Pareva esanime, e Merope era a pezzi. 

Piangeva disperata, accarezzandosi l'addome, di cui era riuscita a fatica a far riemarginare la ferita. Non aveva voluto niente di tutto questo. 

Impiegò le ore successive a creare gli intrugli necessari per curare il marito, mentre il temporale continuava a infestare il paesaggio circostante la casa, segno del turbamento incessante dei suoi pensieri.

Era venuta sera, quando finalmente era riuscita a farlo guarire del tutto.
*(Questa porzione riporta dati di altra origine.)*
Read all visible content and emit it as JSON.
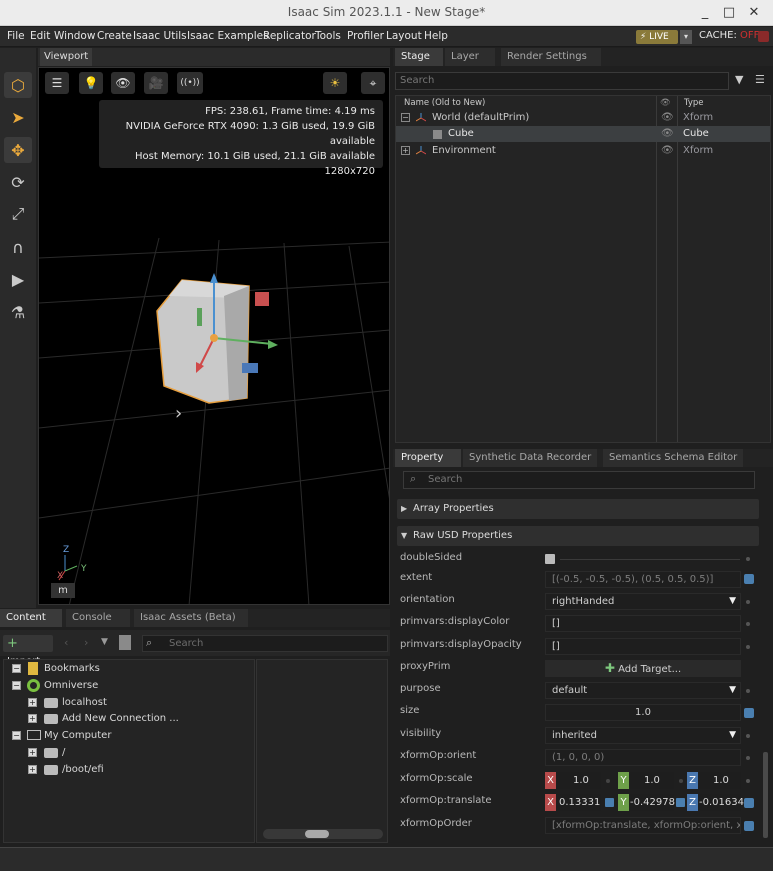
{
  "window": {
    "title": "Isaac Sim 2023.1.1 - New Stage*",
    "minimize": "_",
    "maximize": "□",
    "close": "✕"
  },
  "menu": {
    "items": [
      "File",
      "Edit",
      "Window",
      "Create",
      "Isaac Utils",
      "Isaac Examples",
      "Replicator",
      "Tools",
      "Profiler",
      "Layout",
      "Help"
    ],
    "live": "⚡ LIVE",
    "live_dropdown": "▾",
    "cache_label": "CACHE:",
    "cache_state": "OFF"
  },
  "toolbar": {
    "icons": [
      "cube-select-icon",
      "pointer-icon",
      "move-icon",
      "rotate-icon",
      "scale-icon",
      "snap-icon",
      "play-icon",
      "physics-icon"
    ],
    "glyphs": [
      "⬡",
      "➤",
      "✥",
      "⟳",
      "⤢",
      "∩",
      "▶",
      "⚗"
    ]
  },
  "viewport": {
    "tab": "Viewport",
    "buttons": [
      "☰",
      "💡",
      "👁",
      "🎥",
      "((•))"
    ],
    "right_buttons": [
      "☀",
      "⌖"
    ],
    "stats": {
      "fps": "FPS: 238.61, Frame time: 4.19 ms",
      "gpu": "NVIDIA GeForce RTX 4090: 1.3 GiB used, 19.9 GiB available",
      "host": "Host Memory: 10.1 GiB used, 21.1 GiB available",
      "resolution": "1280x720"
    },
    "gizmo_label": "m",
    "axis_z": "Z",
    "axis_y": "Y",
    "axis_x": "X",
    "chevron": "›"
  },
  "stage": {
    "tabs": [
      "Stage",
      "Layer",
      "Render Settings"
    ],
    "search_placeholder": "Search",
    "col_name": "Name (Old to New)",
    "col_type": "Type",
    "rows": [
      {
        "name": "World (defaultPrim)",
        "type": "Xform",
        "expand": "−"
      },
      {
        "name": "Cube",
        "type": "Cube",
        "expand": ""
      },
      {
        "name": "Environment",
        "type": "Xform",
        "expand": "+"
      }
    ]
  },
  "property": {
    "tabs": [
      "Property",
      "Synthetic Data Recorder",
      "Semantics Schema Editor"
    ],
    "search_placeholder": "Search",
    "sections": {
      "array": "Array Properties",
      "raw": "Raw USD Properties"
    },
    "fields": {
      "doubleSided": "doubleSided",
      "extent": "extent",
      "extent_value": "[(-0.5, -0.5, -0.5), (0.5, 0.5, 0.5)]",
      "orientation": "orientation",
      "orientation_value": "rightHanded",
      "displayColor": "primvars:displayColor",
      "displayColor_value": "[]",
      "displayOpacity": "primvars:displayOpacity",
      "displayOpacity_value": "[]",
      "proxyPrim": "proxyPrim",
      "add_target": "Add Target...",
      "purpose": "purpose",
      "purpose_value": "default",
      "size": "size",
      "size_value": "1.0",
      "visibility": "visibility",
      "visibility_value": "inherited",
      "orient": "xformOp:orient",
      "orient_value": "(1, 0, 0, 0)",
      "scale": "xformOp:scale",
      "scale_x": "1.0",
      "scale_y": "1.0",
      "scale_z": "1.0",
      "translate": "xformOp:translate",
      "translate_x": "0.13331",
      "translate_y": "-0.42978",
      "translate_z": "-0.01634",
      "order": "xformOpOrder",
      "order_value": "[xformOp:translate, xformOp:orient, xformO"
    }
  },
  "content": {
    "tabs": [
      "Content",
      "Console",
      "Isaac Assets (Beta)"
    ],
    "import": "Import",
    "search_placeholder": "Search",
    "tree": [
      {
        "label": "Bookmarks",
        "expand": "−"
      },
      {
        "label": "Omniverse",
        "expand": "−"
      },
      {
        "label": "localhost",
        "expand": "+"
      },
      {
        "label": "Add New Connection ...",
        "expand": "+"
      },
      {
        "label": "My Computer",
        "expand": "−"
      },
      {
        "label": "/",
        "expand": "+"
      },
      {
        "label": "/boot/efi",
        "expand": "+"
      }
    ]
  }
}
Avrebbe voluto umilarsi, ferirsi, mortificarsi nei peggiori modi possibili, ma non lo fece: non poteva rischiare di fare del male al piccolo Tom più di quanto non gliene fosse già stato fatto in quella giornata. 

Si decise infine a fargli riprendere conoscenza, e subire tutto quello che avrebbe desiderato infliggerle, impedendogli sempre però di toccare il suo bambino.

Tom riaprì gli occhi, e fu peggio di quando li aveva riaperti quella mattina, poiché adesso non c'erano né confusione, né amnesia ad alleviare la sua condizione e più che mai aveva paura di morire prima di aver rivisto le persone a cui voleva bene.

"Puoi andartene" mormorò Merope in lacrime, che aveva riacquistato la sua vocina flebile da bambina spaventata "Non ti tratterrò. Ma ti scongiuro di ricordarti di tuo figlio, non volergli male e di non lasciarlo solo: io sono assolutamente indegna di crescerlo, perché non ho nessuna delle sue, delle vostre buone qualità, mentre tu puoi fare tanto per lui... ti prego di farlo, perché per quanto possa già avere in sé, diventerà grande solo se avrà qualcuno accanto che glielo dica, altrimenti crescerà pensando d'essere uno straccio sucido, e soffrirà tantissimo... non farlo per me, Tom: fallo per te, fallo per lui!"

L'uomo, avendo capito allora che non aveva più nulla da temere da lei, s'alzò, distintamente com'era uso in un contesto normale; poi diede uno sguardo alla sua vestaglia per assicurarsi che fosse stata nettata delle tracce di sangue, un'ultima controllata alle mani, alle braccia e alle gambe per verificare che fossero tornate normali, si cambiò, recuperò la sua pistola, il suo pugnale con l'elsa d'oro e abbandonò per sempre quella turpe casa, cercando furiosamente di dimenticare quanto aveva vissuto e risoluto a riparare a tutti i danni che aveva fatto: questo, però, non prima d'aver donato un ultimo, severo sguardo alla piccola maniaca, cosicché fosse sicura delle sue più salde e incrollabili intenzioni a non preoccuparsi mai più del bambino.